Holdsport unit may pull off a sales sprint
SHAREHOLDERS in active brands retailer Holdsport should be happy campers, especially those that pitched their tents at R42 in the particularly soggy period at the end of July.
The share now bobs around the R50 mark, and Holdsport, despite a rather subdued interim trading period, confidently maintained its generous distribution policy with a 75c-a-share half-year payout.
With sports ingrained in our national psyche there should be a long-term “lifestyle” underpin for Holdsport’s flagship subsidiary, Sportsmans Warehouse. And every few years there’s a soccer, rugby or cricket world cup to boost merchandise sales. What might disturb the mood at Holdsport is the iffy performance of Outdoor Warehouse, which caters for hikers, campers and those keen to commune with nature — its sales crept up 1.8% to R142m in the six months to end-August.
By contrast, Sportsmans Warehouse sales were up almost 6%. On a like-for-like basis, stripping out the contribution from the 800m² Rustenburg Outdoor Warehouse that opened in the first half, sales were actually down 1.4% compared with the 3.4% gain registered by Sportsmans Warehouse.
However, Holdsport’s trading history shows that in previous years (specifically 2009 and 2011) Outdoor Warehouse was quite capable of outsprinting Sportsmans Warehouse.
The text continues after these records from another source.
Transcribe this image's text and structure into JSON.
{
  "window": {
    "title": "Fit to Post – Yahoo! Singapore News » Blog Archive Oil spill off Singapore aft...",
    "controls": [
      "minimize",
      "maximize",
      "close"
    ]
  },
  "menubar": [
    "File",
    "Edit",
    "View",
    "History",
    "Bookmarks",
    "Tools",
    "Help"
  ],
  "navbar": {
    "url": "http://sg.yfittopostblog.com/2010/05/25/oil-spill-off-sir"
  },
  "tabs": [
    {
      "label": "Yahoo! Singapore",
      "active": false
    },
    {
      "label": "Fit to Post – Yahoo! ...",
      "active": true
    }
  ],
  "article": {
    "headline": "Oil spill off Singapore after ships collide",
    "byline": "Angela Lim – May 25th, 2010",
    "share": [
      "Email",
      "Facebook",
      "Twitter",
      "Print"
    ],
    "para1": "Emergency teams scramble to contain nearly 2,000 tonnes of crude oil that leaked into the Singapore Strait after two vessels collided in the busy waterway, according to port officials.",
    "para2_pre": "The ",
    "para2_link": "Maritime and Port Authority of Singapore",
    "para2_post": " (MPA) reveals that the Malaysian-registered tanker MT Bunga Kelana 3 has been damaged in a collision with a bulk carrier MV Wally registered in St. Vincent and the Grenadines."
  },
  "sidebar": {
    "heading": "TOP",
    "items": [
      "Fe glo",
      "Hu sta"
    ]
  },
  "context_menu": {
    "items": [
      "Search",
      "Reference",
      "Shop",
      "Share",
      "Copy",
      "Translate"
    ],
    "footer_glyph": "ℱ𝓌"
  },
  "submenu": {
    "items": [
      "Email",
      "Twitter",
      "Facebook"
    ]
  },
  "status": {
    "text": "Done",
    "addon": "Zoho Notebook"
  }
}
With an 1,100m² Outdoor Warehouse opening last month in Rondebosch, there might be a chance of some catch-up in the traditionally stronger second trading half.
PIONEER Foods said yesterday it needed to retrench workers, and while the move is unlikely to cause panic among trade unions as the positions to be cut are in middle management, the bigger picture is ominous. Like retailers, domestic food producers are under pressure from weak consumer demand. They are highly automated, but there are still jobs that could be made redundant as companies continue to search for cost-saving measures.
One analyst said yesterday that after visits to the factories of major food producers he had been left “quite surprised” by how automated they had become “and how little labour is actually used in the production of food” apart from the start of production lines, and the end, where products are packed.
At a major factory, the analyst said the entire process was automated, bar “the end of the conveyor belt, where there were hoards of employees” packing finished products. The company’s head said these positions would be automated “in due course”, the analyst said.
“If you look at all global food production operations, they are highly mechanised. In this country, because labour is still relatively cheap — well, it was — they can still get away with using labour rather than robots and mechanisation, but I think that is going to change.”